Billy Ray Cyrus Questions Beyoncé’s Lack of CMA Award Nominations: ‘Her Album Was Brilliant’

Billy Ray Cyrus Questions Beyoncé’s Lack of CMA Award Nominations: ‘Her Album Was Brilliant’

Billy Ray Cyrus is part of the BeyHive.

The “Achy Breaky Heart” singer took to Instagram on Wednesday (Nov. 20) to reminisce on his past with the CMA Awards, which took place at Nashville’s Bridgestone Arena on the same day as his post. He shared two photos, a throwback snap in which he accepted the 1992 award for single of the year and another picture posing alongside Lil Nas X in 2019. “Congratulations to ALL @cma nominees! I’m so happy and proud to see country music opening their doors and format to be inclusive to all people, all styles,” he captioned the post. “@lilnasx and I won this award in 2019 for Event Of The Year… but you wouldn’t have seen it because they didn’t air it in the show.”
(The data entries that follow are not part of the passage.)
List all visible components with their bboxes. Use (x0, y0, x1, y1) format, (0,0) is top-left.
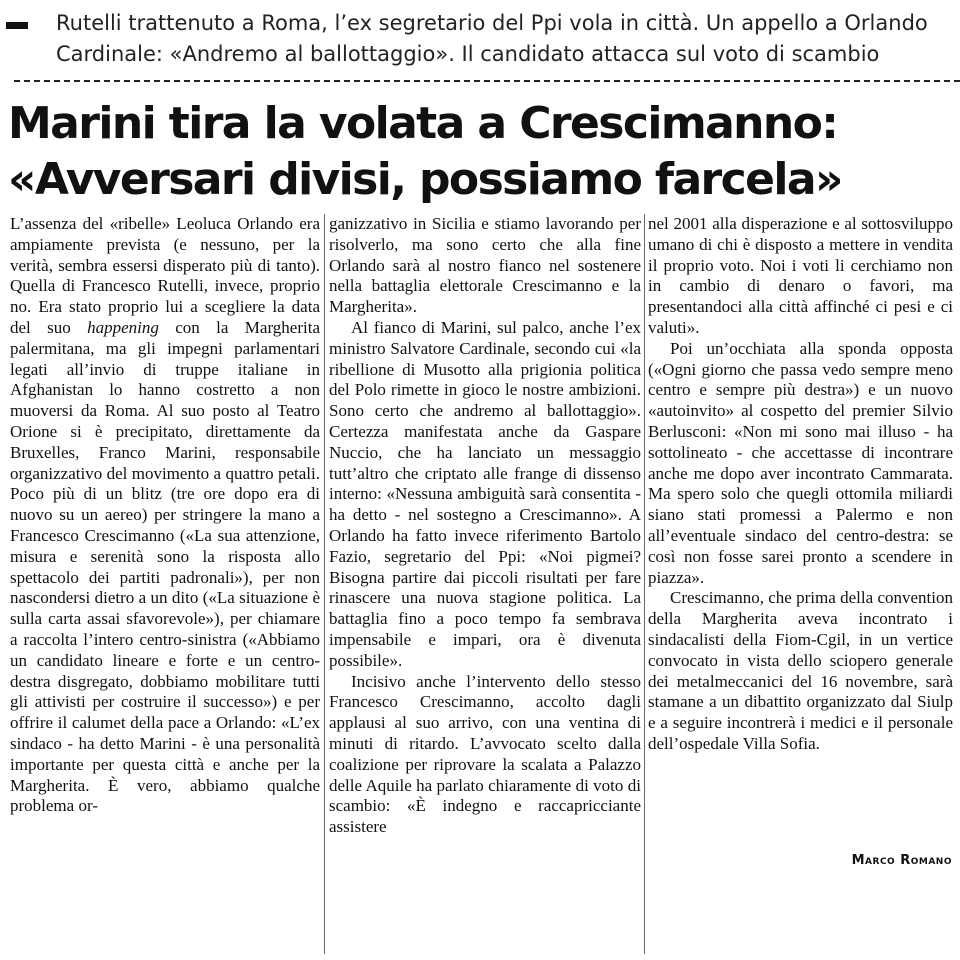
column-1-italic-word: happening (87, 317, 159, 337)
kicker-bullet-mark (6, 22, 28, 29)
article-column-1 (10, 214, 320, 954)
column-1-paragraph-1 (10, 214, 320, 817)
headline-line-2: «Avversari divisi, possiamo farcela» (8, 154, 842, 205)
column-2-paragraph-2: Al fianco di Marini, sul palco, anche l’ex ministro Salvatore Cardinale, secondo cui «la ribellione di Musotto alla prigionia politica del Polo rimette in gioco le nostre ambizioni. Sono certo che andremo al ballottaggio». Certezza manifestata anche da Gaspare Nuccio, che ha lanciato un messaggio tutt’altro che criptato alle frange di dissenso interno: «Nessuna ambiguità sarà consentita - ha detto - nel sostegno a Crescimanno». A Orlando ha fatto invece riferimento Bartolo Fazio, segretario del Ppi: «Noi pigmei? Bisogna partire dai piccoli risultati per fare rinascere una nuova stagione politica. La battaglia fino a poco tempo fa sembrava impensabile e impari, ora è divenuta possibile». (329, 317, 641, 670)
headline-line-1: Marini tira la volata a Crescimanno: (8, 98, 838, 149)
kicker (56, 8, 956, 70)
headline (8, 96, 956, 208)
article-column-3 (648, 214, 953, 854)
column-3-paragraph-1: nel 2001 alla disperazione e al sottosviluppo umano di chi è disposto a mettere in vendita il proprio voto. Noi i voti li cerchiamo non in cambio di denaro o favori, ma presentandoci alla città affinché ci pesi e ci valuti». (648, 214, 953, 337)
column-2-paragraph-3: Incisivo anche l’intervento dello stesso Francesco Crescimanno, accolto dagli applausi al suo arrivo, con una ventina di minuti di ritardo. L’avvocato scelto dalla coalizione per riprovare la scalata a Palazzo delle Aquile ha parlato chiaramente di voto di scambio: «È indegno e raccapricciante assistere (329, 671, 641, 837)
author-byline: Marco Romano (851, 853, 952, 868)
column-3-paragraph-3: Crescimanno, che prima della convention della Margherita aveva incontrato i sindacalisti della Fiom-Cgil, in un vertice convocato in vista dello sciopero generale dei metalmeccanici del 16 novembre, sarà stamane a un dibattito organizzato dal Siulp e a seguire incontrerà i medici e il personale dell’ospedale Villa Sofia. (648, 588, 953, 753)
column-3-paragraph-2: Poi un’occhiata alla sponda opposta («Ogni giorno che passa vedo sempre meno centro e sempre più destra») e un nuovo «autoinvito» al cospetto del premier Silvio Berlusconi: «Non mi sono mai illuso - ha sottolineato - che accettasse di incontrare anche me dopo aver incontrato Cammarata. Ma spero solo che quegli ottomila miliardi siano stati promessi a Palermo e non all’eventuale sindaco del centro-destra: se così non fosse sarei pronto a scendere in piazza». (648, 338, 953, 587)
dashed-divider (14, 80, 960, 82)
kicker-line-1: Rutelli trattenuto a Roma, l’ex segretario del Ppi vola in città. Un appello a Orlando (56, 11, 928, 35)
column-1-text-b: con la Margherita palermitana, ma gli impegni parlamentari legati all’invio di truppe italiane in Afghanistan lo hanno costretto a non muoversi da Roma. Al suo posto al Teatro Orione si è precipitato, direttamente da Bruxelles, Franco Marini, responsabile organizzativo del movimento a quattro petali. Poco più di un blitz (tre ore dopo era di nuovo su un aereo) per stringere la mano a Francesco Crescimanno («La sua attenzione, misura e serenità sono la risposta allo spettacolo dei partiti padronali»), per non nascondersi dietro a un dito («La situazione è sulla carta assai sfavorevole»), per chiamare a raccolta l’intero centro-sinistra («Abbiamo un candidato lineare e forte e un centro-destra disgregato, dobbiamo mobilitare tutti gli attivisti per costruire il successo») e per offrire il calumet della pace a Orlando: «L’ex sindaco - ha detto Marini - è una personalità importante per questa città e anche per la Margherita. È vero, abbiamo qualche problema or- (10, 317, 320, 816)
column-divider-1 (324, 214, 325, 954)
column-1-text-a: L’assenza del «ribelle» Leoluca Orlando era ampiamente prevista (e nessuno, per la verità, sembra essersi disperato più di tanto). Quella di Francesco Rutelli, invece, proprio no. Era stato proprio lui a scegliere la data del suo (10, 214, 320, 337)
kicker-line-2: Cardinale: «Andremo al ballottaggio». Il candidato attacca sul voto di scambio (56, 42, 880, 66)
column-divider-2 (644, 214, 645, 954)
column-2-paragraph-1: ganizzativo in Sicilia e stiamo lavorando per risolverlo, ma sono certo che alla fine Orlando sarà al nostro fianco nel sostenere nella battaglia elettorale Crescimanno e la Margherita». (329, 214, 641, 317)
article-column-2 (329, 214, 641, 954)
Cyrus then pointed out the lack of nominations for Beyoncé, whose Cowboy Carter album features his daughter Miley Cyrus on “II Most Wanted.” Cowboy Carter not only topped the Billboard 200 for two weeks, but reigned at No. 1 on the Top Country Albums chart for a full month. Plus, lead single “Texas Hold ‘Em” made the 32-time Grammy winner the first Black woman to hit No. 1 on the Hot Country Songs ranking, a position it held for 10 weeks.
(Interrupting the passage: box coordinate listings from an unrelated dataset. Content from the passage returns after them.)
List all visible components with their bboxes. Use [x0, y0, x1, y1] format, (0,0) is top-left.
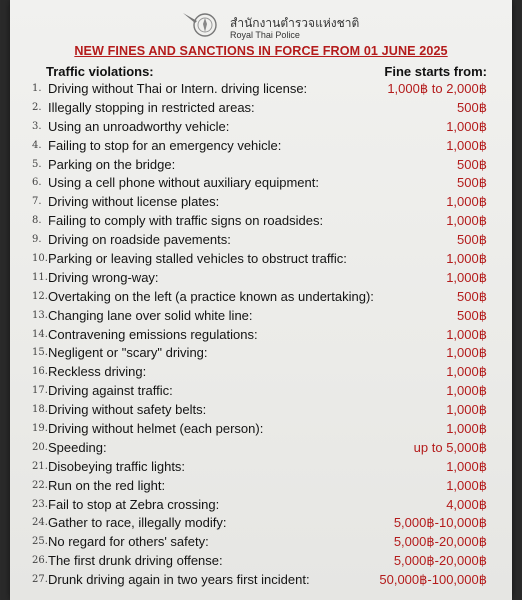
- list-item: [10, 439, 512, 458]
- list-item: [10, 156, 512, 175]
- violation-description: Negligent or "scary" driving:: [48, 345, 208, 361]
- item-number: 19.: [32, 423, 48, 435]
- column-header-fines: Fine starts from:: [384, 64, 487, 79]
- item-number: 15.: [32, 347, 48, 359]
- list-item: [10, 514, 512, 533]
- violation-description: Speeding:: [48, 439, 107, 455]
- agency-name-english: Royal Thai Police: [230, 30, 300, 40]
- list-item: [10, 458, 512, 477]
- fine-amount: 1,000฿: [446, 458, 487, 474]
- fine-amount: 1,000฿: [446, 269, 487, 285]
- fine-amount: up to 5,000฿: [413, 439, 487, 455]
- violation-description: Disobeying traffic lights:: [48, 458, 186, 474]
- fine-amount: 500฿: [457, 307, 487, 323]
- item-number: 25.: [32, 536, 48, 548]
- list-item: [10, 326, 512, 345]
- agency-name-thai: สำนักงานตำรวจแห่งชาติ: [230, 16, 360, 30]
- item-number: 10.: [32, 253, 48, 265]
- list-item: [10, 137, 512, 156]
- violation-description: The first drunk driving offense:: [48, 553, 223, 569]
- item-number: 7.: [32, 196, 42, 208]
- item-number: 5.: [32, 158, 42, 170]
- fine-amount: 1,000฿: [446, 402, 487, 418]
- police-emblem-icon: [181, 9, 221, 41]
- violation-description: Driving against traffic:: [48, 383, 173, 399]
- list-item: [10, 401, 512, 420]
- violation-description: No regard for others' safety:: [48, 534, 209, 550]
- fine-amount: 1,000฿: [446, 137, 487, 153]
- fine-amount: 1,000฿: [446, 251, 487, 267]
- fine-amount: 1,000฿: [446, 345, 487, 361]
- item-number: 21.: [32, 460, 48, 472]
- item-number: 3.: [32, 120, 42, 132]
- fine-amount: 5,000฿-10,000฿: [393, 515, 487, 531]
- violation-description: Driving without helmet (each person):: [48, 421, 264, 437]
- item-number: 8.: [32, 215, 42, 227]
- violation-description: Changing lane over solid white line:: [48, 307, 253, 323]
- violation-description: Driving without license plates:: [48, 194, 220, 210]
- item-number: 12.: [32, 290, 48, 302]
- violation-description: Contravening emissions regulations:: [48, 326, 258, 342]
- item-number: 6.: [32, 177, 42, 189]
- list-item: [10, 288, 512, 307]
- violation-description: Drunk driving again in two years first incident:: [48, 572, 310, 588]
- fine-amount: 1,000฿: [446, 118, 487, 134]
- fine-amount: 1,000฿: [446, 364, 487, 380]
- item-number: 18.: [32, 404, 48, 416]
- list-item: [10, 496, 512, 515]
- list-item: [10, 118, 512, 137]
- list-item: [10, 80, 512, 99]
- fine-amount: 1,000฿: [446, 194, 487, 210]
- item-number: 23.: [32, 498, 48, 510]
- item-number: 1.: [32, 83, 42, 94]
- list-item: [10, 250, 512, 269]
- violation-description: Using a cell phone without auxiliary equipment:: [48, 175, 319, 191]
- violation-description: Using an unroadworthy vehicle:: [48, 118, 230, 134]
- violation-description: Gather to race, illegally modify:: [48, 515, 227, 531]
- fine-amount: 1,000฿: [446, 421, 487, 437]
- list-item: [10, 420, 512, 439]
- column-header-violations: Traffic violations:: [46, 64, 154, 79]
- list-item: [10, 533, 512, 552]
- item-number: 14.: [32, 328, 48, 340]
- list-item: [10, 212, 512, 231]
- item-number: 16.: [32, 366, 48, 378]
- list-item: [10, 552, 512, 571]
- fine-amount: 1,000฿ to 2,000฿: [387, 81, 487, 96]
- fine-amount: 4,000฿: [446, 496, 487, 512]
- item-number: 17.: [32, 385, 48, 397]
- violation-description: Run on the red light:: [48, 477, 166, 493]
- fine-amount: 500฿: [457, 288, 487, 304]
- item-number: 11.: [32, 271, 48, 283]
- violation-description: Parking or leaving stalled vehicles to obstruct traffic:: [48, 251, 347, 267]
- violation-description: Failing to comply with traffic signs on roadsides:: [48, 213, 324, 229]
- item-number: 26.: [32, 555, 48, 567]
- item-number: 20.: [32, 441, 48, 453]
- item-number: 4.: [32, 139, 42, 151]
- fine-amount: 50,000฿-100,000฿: [379, 572, 487, 588]
- fine-amount: 500฿: [457, 232, 487, 248]
- list-item: [10, 344, 512, 363]
- violation-description: Overtaking on the left (a practice known as undertaking):: [48, 288, 374, 304]
- violation-description: Driving wrong-way:: [48, 269, 159, 285]
- violation-description: Failing to stop for an emergency vehicle:: [48, 137, 282, 153]
- fine-amount: 5,000฿-20,000฿: [393, 534, 487, 550]
- fine-amount: 1,000฿: [446, 383, 487, 399]
- notice-sheet: [10, 0, 512, 600]
- violation-description: Fail to stop at Zebra crossing:: [48, 496, 220, 512]
- list-item: [10, 307, 512, 326]
- violation-description: Driving without Thai or Intern. driving license:: [48, 81, 308, 96]
- fine-amount: 1,000฿: [446, 213, 487, 229]
- violation-description: Parking on the bridge:: [48, 156, 176, 172]
- fine-amount: 500฿: [457, 99, 487, 115]
- fine-amount: 1,000฿: [446, 477, 487, 493]
- list-item: [10, 174, 512, 193]
- list-item: [10, 363, 512, 382]
- violation-description: Illegally stopping in restricted areas:: [48, 99, 255, 115]
- list-item: [10, 193, 512, 212]
- violation-description: Reckless driving:: [48, 364, 147, 380]
- item-number: 2.: [32, 101, 42, 113]
- list-item: [10, 477, 512, 496]
- page-title: NEW FINES AND SANCTIONS IN FORCE FROM 01 JUNE 2025: [74, 44, 448, 58]
- item-number: 27.: [32, 574, 48, 586]
- fine-amount: 1,000฿: [446, 326, 487, 342]
- item-number: 13.: [32, 309, 48, 321]
- item-number: 22.: [32, 479, 48, 491]
- fine-amount: 500฿: [457, 175, 487, 191]
- violation-description: Driving on roadside pavements:: [48, 232, 231, 248]
- list-item: [10, 231, 512, 250]
- list-item: [10, 269, 512, 288]
- list-item: [10, 99, 512, 118]
- fine-amount: 500฿: [457, 156, 487, 172]
- fine-amount: 5,000฿-20,000฿: [393, 553, 487, 569]
- list-item: [10, 571, 512, 590]
- violations-list: [10, 80, 512, 590]
- violation-description: Driving without safety belts:: [48, 402, 207, 418]
- header: [10, 6, 512, 42]
- item-number: 24.: [32, 517, 48, 529]
- list-item: [10, 382, 512, 401]
- item-number: 9.: [32, 234, 42, 246]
“I was surprised to see @beyonce wasn’t nominated??? Her album was brilliant… her single ruled,” Billy Ray wrote. “But she knows that. She doesn’t need a trophy from the CMA… or permission …. or approval from any of their judges. ‘When ya knock em out…. Ya don’t need no judge’. – Muhammad Ali.”

See his post here.

Beyoncé previously stirred CMA controversy in 2016, when she performed her country-leaning song “Daddy Lessons” at the awards show alongside The Chicks. A pre-show announcement teasing her performance sparked calls for a CMAs boycott on social media and, after the performance, there was no mention of her appearance on the CMAs website.

In a March post on Instagram, the “16 Carriages” singer wrote that her Cowboy Carter album was “born out of an experience” she’d had years prior where she “did not feel welcomed,” which many fans took to be in reference to the 2016 controversy.